Around the project Dry River (started in 2007), El Gotaibi embroiders the universe of his exhibition Visite to show works made of oxymorons and dichotomies. This dry river is the very allegory of our existence, it is the trace and the memory of this fertility that was once and is no longer. According to El Gotaibi, each project is carried by a succession of different and mysterious stages that can take it to its most unknown ends. This is the case of Dry River (20..), which gave rise to Visite to Okavango, another river that fascinates the artist and fuels his desire to create.
With the project Nouvelle religion (2012), El Gotaibi deepens his reflection on the tensions between archaic forms of belief and contemporary religiosity. By placing the footballand the apple in dialogue with original sin, El Gotaibi highlights the potentially distressing rise of the sport.
In 2014, El Gotaibi presented Ring of Submission (2014) at the Institut du Monde Arabe (IMA). Through this work, the artist questions the dogmas and traditions that condition modern societies. With the most recent projects such as National Territory (2016), Perspective de brebis (2019), Perspective de séduction (2020), & Lion de l'Atlas (2021), Amine questions social categorizations and the individual's relationship to technical and political power. The artist thus pushes the doors of a new experimentation by introducing wool and concrete in the palette of the materials he used.
Questioning his African identity and culture, the artist creates a monumental installation entitled Ba Moyi Ya Africa (2019) which translates literally in the local language: The Suns of Africa. This work was presented for the first time during the Young Congo Biennale in 2019. It was an opportunity to unravel clichés & misunderstandings about Africa, this continent to which the artist belongs without belonging! Another paradox that the artist solves through travel ...
To materialize the metaphor on which he works, the multitude of suns, El Gotaibi installed thirty three projectors that complement each other, form a circle similar to the sun and give off a blinding light.

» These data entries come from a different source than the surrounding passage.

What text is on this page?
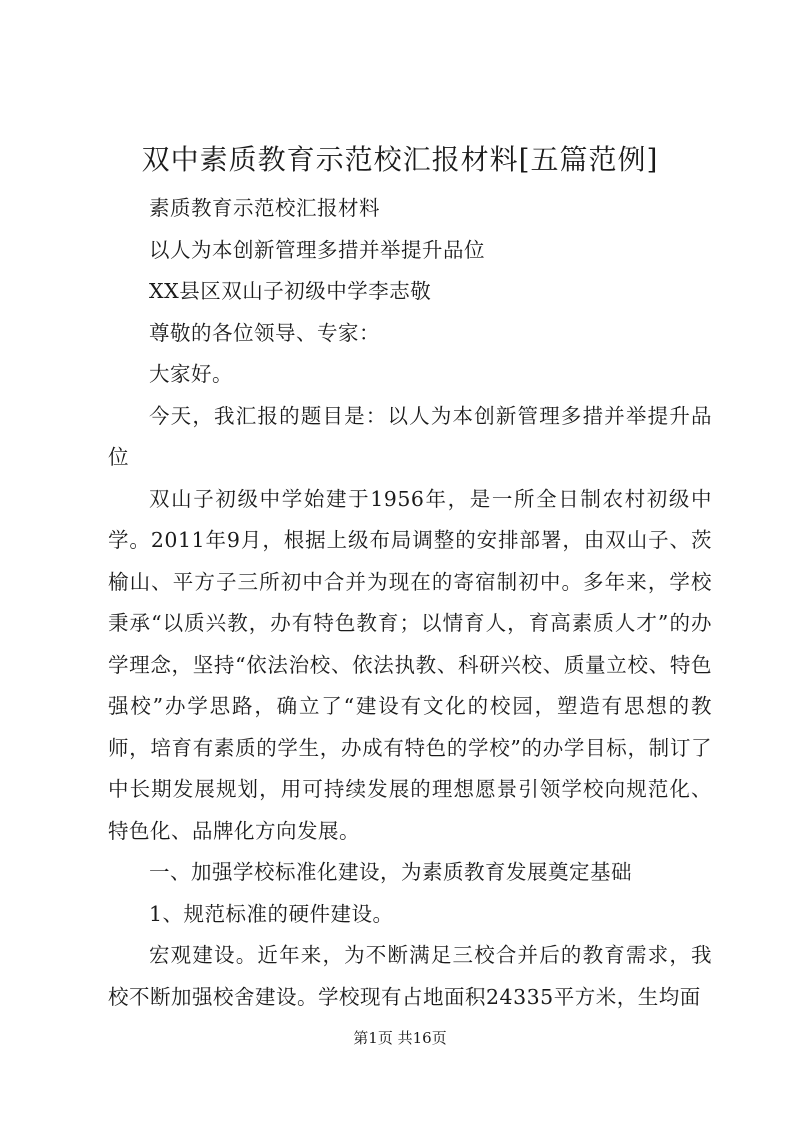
双中素质教育示范校汇报材料[五篇范例]

素质教育示范校汇报材料

以人为本创新管理多措并举提升品位

XX县区双山子初级中学李志敬

尊敬的各位领导、专家：

大家好。

今天，我汇报的题目是：以人为本创新管理多措并举提升品位

双山子初级中学始建于1956年，是一所全日制农村初级中学。2011年9月，根据上级布局调整的安排部署，由双山子、茨榆山、平方子三所初中合并为现在的寄宿制初中。多年来，学校秉承“以质兴教，办有特色教育；以情育人，育高素质人才”的办学理念，坚持“依法治校、依法执教、科研兴校、质量立校、特色强校”办学思路，确立了“建设有文化的校园，塑造有思想的教师，培育有素质的学生，办成有特色的学校”的办学目标，制订了中长期发展规划，用可持续发展的理想愿景引领学校向规范化、特色化、品牌化方向发展。

一、加强学校标准化建设，为素质教育发展奠定基础

1、规范标准的硬件建设。

宏观建设。近年来，为不断满足三校合并后的教育需求，我校不断加强校舍建设。学校现有占地面积24335平方米，生均面

第1页 共16页
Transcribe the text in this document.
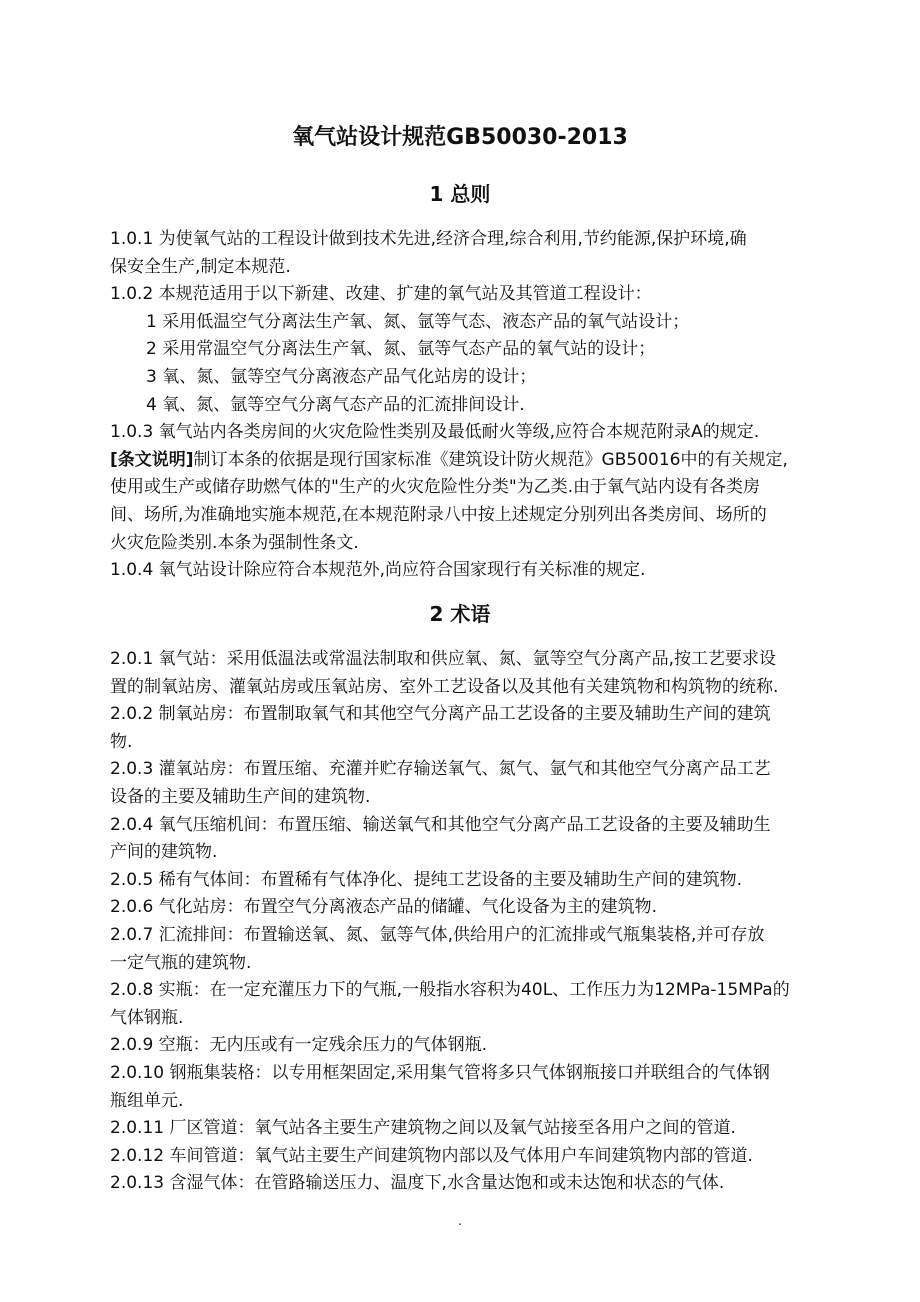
氧气站设计规范GB50030-2013
1 总则
1.0.1 为使氧气站的工程设计做到技术先进,经济合理,综合利用,节约能源,保护环境,确
保安全生产,制定本规范.
1.0.2 本规范适用于以下新建、改建、扩建的氧气站及其管道工程设计：
1 采用低温空气分离法生产氧、氮、氩等气态、液态产品的氧气站设计；
2 采用常温空气分离法生产氧、氮、氩等气态产品的氧气站的设计；
3 氧、氮、氩等空气分离液态产品气化站房的设计；
4 氧、氮、氩等空气分离气态产品的汇流排间设计.
1.0.3 氧气站内各类房间的火灾危险性类别及最低耐火等级,应符合本规范附录A的规定.
[条文说明]制订本条的依据是现行国家标准《建筑设计防火规范》GB50016中的有关规定,
使用或生产或储存助燃气体的"生产的火灾危险性分类"为乙类.由于氧气站内设有各类房
间、场所,为准确地实施本规范,在本规范附录八中按上述规定分别列出各类房间、场所的
火灾危险类别.本条为强制性条文.
1.0.4 氧气站设计除应符合本规范外,尚应符合国家现行有关标准的规定.
2 术语
2.0.1 氧气站：采用低温法或常温法制取和供应氧、氮、氩等空气分离产品,按工艺要求设
置的制氧站房、灌氧站房或压氧站房、室外工艺设备以及其他有关建筑物和构筑物的统称.
2.0.2 制氧站房：布置制取氧气和其他空气分离产品工艺设备的主要及辅助生产间的建筑
物.
2.0.3 灌氧站房：布置压缩、充灌并贮存输送氧气、氮气、氩气和其他空气分离产品工艺
设备的主要及辅助生产间的建筑物.
2.0.4 氧气压缩机间：布置压缩、输送氧气和其他空气分离产品工艺设备的主要及辅助生
产间的建筑物.
2.0.5 稀有气体间：布置稀有气体净化、提纯工艺设备的主要及辅助生产间的建筑物.
2.0.6 气化站房：布置空气分离液态产品的储罐、气化设备为主的建筑物.
2.0.7 汇流排间：布置输送氧、氮、氩等气体,供给用户的汇流排或气瓶集装格,并可存放
一定气瓶的建筑物.
2.0.8 实瓶：在一定充灌压力下的气瓶,一般指水容积为40L、工作压力为12MPa-15MPa的
气体钢瓶.
2.0.9 空瓶：无内压或有一定残余压力的气体钢瓶.
2.0.10 钢瓶集装格：以专用框架固定,采用集气管将多只气体钢瓶接口并联组合的气体钢
瓶组单元.
2.0.11 厂区管道：氧气站各主要生产建筑物之间以及氧气站接至各用户之间的管道.
2.0.12 车间管道：氧气站主要生产间建筑物内部以及气体用户车间建筑物内部的管道.
2.0.13 含湿气体：在管路输送压力、温度下,水含量达饱和或未达饱和状态的气体.
.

This represents a bright sun which refers directly to the title of the work: The Suns of Africa.
Following the Congo, El Gotaibi traveled to South Africa the same year for a residency at the prestigious Nirox Foundation sculpture park. This South African stopover is part of his latest artistic project, Visit to Okavango, a collaborative land expedition across the continent - from Morocco to Botswana - which aims to promote a new vision of Africa, more authentic, far from the media stereotypes & myths that still largely prevail.
During his residency in South Africa, El Gotaibi created a symbolic monumental installation in the form of a 15.3 meter long and 4 meter high wall built on a hill. He also produced a detailed documentation of his stay and the process of realization of his work, which he presents for this exhibition in the form of a photographic triptych documenting the process of ideating, making and installing in si-tu of the installation Sun(W)hole (2020).
These works gathered for the exhibition Visite thus constitute, as a whole, a metaphorical counter-power that places the viewer's gaze at the aesthetic, poetic, narratological and political sources of the artist's thought. They are a united and unified corpus, solid and indissociable, an exhortation to let oneself be transported by the desire to tirelessly reread the metamorphoses of a land in the making; in its different colors, skins and sounds. A land that shines with sunlight and creative force: the African land.
The exhibition is accompanied by a monographic publication richly documented and containing various texts of writers and art critics national and international we quote: Brahim Oulahyane (art critic), Elisa Ganivet (art historian), Fatima-Zahra Lakrissa (curator), Juan Asis (poet and translator), etc.